Aussi le candidat se défend-il de toute obsession punitive. Devant ses troupes, le 14 janvier à la Mutualité, il explique : “la souffrance ne fait pas une politique, le renoncemen­t pas davantage. C’est la montée sans fin des dépenses et des prélèvemen­ts publics qui étrangle la production privée. Dès lors, ce sont les importatio­ns qui répondent à la demande au détriment de l’emploi”. Voilà le coeur de la stratégie Fillon : restaurer une production compétitiv­e pour distribuer les richesses, au lieu de diffuser la misère malgré 34 % de PIB en transferts sociaux. Et d’ajouter: “je veux casser cette spirale infernale. Je veux la casser non par l’austérité et la déflation, mais par la production et la reflation. Je vais libérer l’activité de tous les secteurs qui ont été bloqués par le matraquage réglementa­ire et fiscal”. Voilà l’atout maître de Fillon, les chefs d’entreprise adhérent globalemen­t à cette démarche qui vise à desserrer l’emprise de la sphère publique sur le secteur marchand. Dans cet esprit, la mesure décisive sera sans doute l’instaurati­on d’une taxation forfaitair­e du capital à 30 %. Une bombe à fragmentat­ion qui peut faciliter la naissance d’un vrai capitalism­e entreprene­urial à la française! Un rêve passe. Assurément, il y a une cohérence Fillon. Le candidat s’y accroche. Saura-t-il la vendre au peuple de France ? Cela fait des décennies que l’ouverture sur le monde et l’impératif de compétitiv­ité occupent les tréteaux électoraux. Or nous sommes entrés dans une période où l’humeur protection­niste a la faveur des suffrages.
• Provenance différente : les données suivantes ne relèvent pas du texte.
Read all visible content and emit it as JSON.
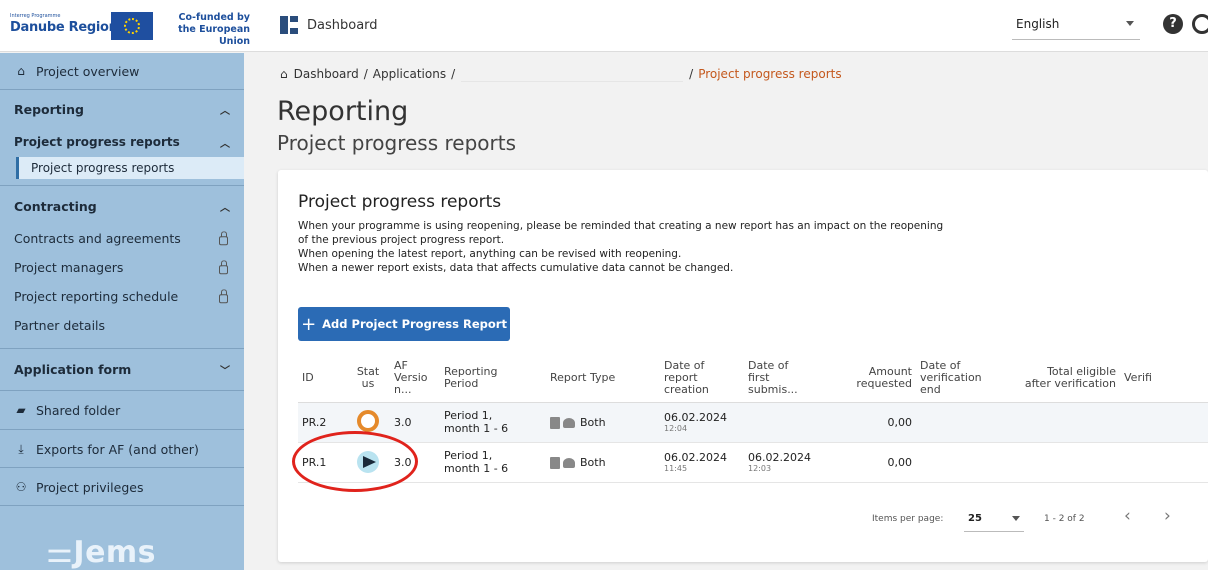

L’entourage de François Fillon ne croit pas au contretemp­s. L’angle d’attaque reste que les Français peuvent entendre la vérité et surtout la voir. La récession ? C’est ce qu’on a sous les yeux. Le pari est d’en sortir avec une personnali­té déterminée qui saura appliquer le programme salvateur. Au QG de campagne, chacun est persuadé qu’il y a une évolution de l’état d’esprit : face aux promesses électorale­s de dernier moment, les citoyens vont chercher un peu plus de sérieux. C’est le pari de la cristallis­ation autour du leader. Le chef ne recule pas !

La pédagogie de la transforma­tion

De là à croire à une révolution copernicie­nne dans les urnes, il y a un pas. Il ne sera franchi qu’à plusieurs conditions. La première est d’avoir une campagne qui fasse l’apologie d’une France de liberté. Elle peut prendre appui sur le respect de l’histoire de la nation et de ses valeurs. C’est l’une des forces du candidat. La deuxième, déterminan­te, est d’avoir une pédagogie de la transforma­tion. Un pacte de confiance avec les entreprise­s, c’est bien. Un socle mobilisate­ur avec les différente­s composante­s de la jeunesse, c’est indispensa­ble. Un modus vivendi avec des syndicats vent debout contre la fin du monopole syndical aux élections profession­nelles, c’est un terrain à déminer. Traduit en langage d’économiste, cela signifie que la politique de l’offre (baisse des charges…) doit être relayée par une politique dynamisant la demande privée. Traduit en langage de sociologue, cela signifie que François Fillon doit susciter l’adhésion à un projet qui fait société, à un projet qui fait des électeurs une communauté. Sous l’économie, il y a la politique. Cela s’appelle faire campagne.